The bootstrap method has been introduced to reduce the variance in decision trees. However, the bootstrap method is widely applicable in other context as well, for example to estimate the variance in a parameter (cf. bias-variance tradeoff).

### (a) 
Generate $n = 100$ samples $\{y_i\}_{i=1}^n$ from $\mathcal{N}(4, 1^2)$.

### (b) 
We want to lean a model $y = \theta_0 + \epsilon$ (with $\mathbb{E}[\epsilon]=0$) from the data $\{y_i\}_{n=1}^n$. Estimate $\theta_0$ with least squares, i.e. $\hat{\theta}_0 = \frac{1}{n}\sum_{i=1}^n y_i$.

### (c) 
To estimate the variance in $\hat{\theta}_0$, $\operatorname{Var}[\hat{\theta}_0]$ (a possible ‘quality measure’ of an estimator), repeat (a)-(b) $1000$ times to get $1000$ estimates of $\theta_0$, which we call $\hat{\theta}_0^1, ..., \hat{\theta}_0^{1000}$. Plot a histogram over the estimates $\hat{\theta}_0^1, ..., \hat{\theta}_0^{1000}$.
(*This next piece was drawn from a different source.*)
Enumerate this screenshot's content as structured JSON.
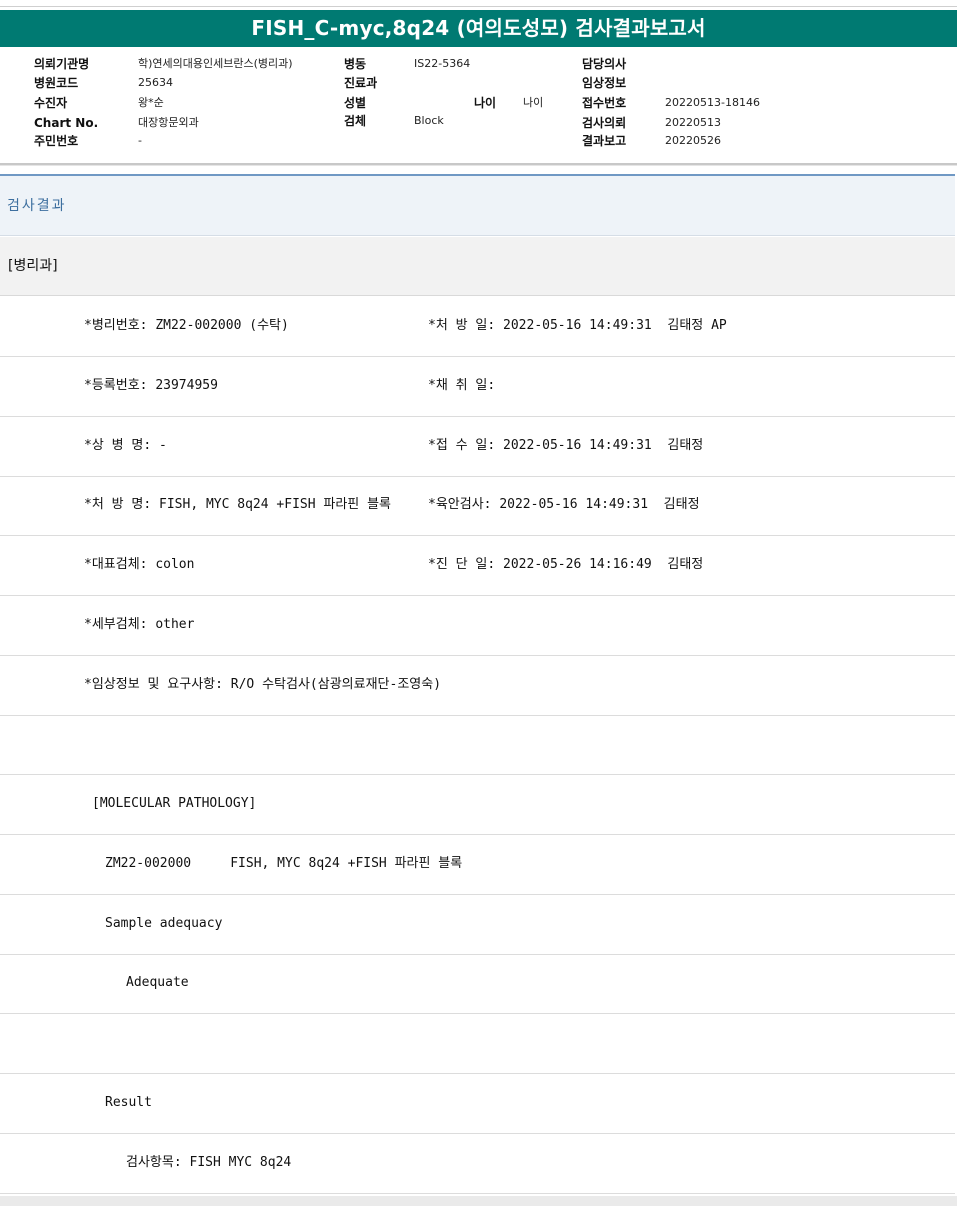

In practice we only have access to $\{y_i\}_{n=1}^n$ $(n = 100)$ and cannot estimate $\hat{\theta}_0^1, ..., \hat{\theta}_0^{1000}$ by generating new data. However, with the bootstrap method we can obtain ‘new’ data sets by sampling from the original data set $\{y_i\}_{n=1}^n$.

### (d) 
Sample $n$ indices $\{i_1, i_2, ... , i_n\}$ with replacement from the set $\{0, 1, ... , n-1\}$ using the function `numpy.random.choice()`. Note that some indices will appear multiple times and some will not appear at all.

### (e) 
Generate a ‘new’ data set $\{y_j\}_{j=1}^n$ based on the indices generated in (d) and estimate $\hat{\mu}$ from this data set.

### (f) 
Repeat (d)-(e) $1000$ times to get $1000$ estimates of $\hat{\mu}$, which we call $\hat{\mu}_1^*, ..., \hat{\mu}_{1000}^*$. Plot a histogram over the estimates $\hat{\mu}_1^*, ..., \hat{\mu}_{1000}^*$ and compare with the estimate achieved in (c).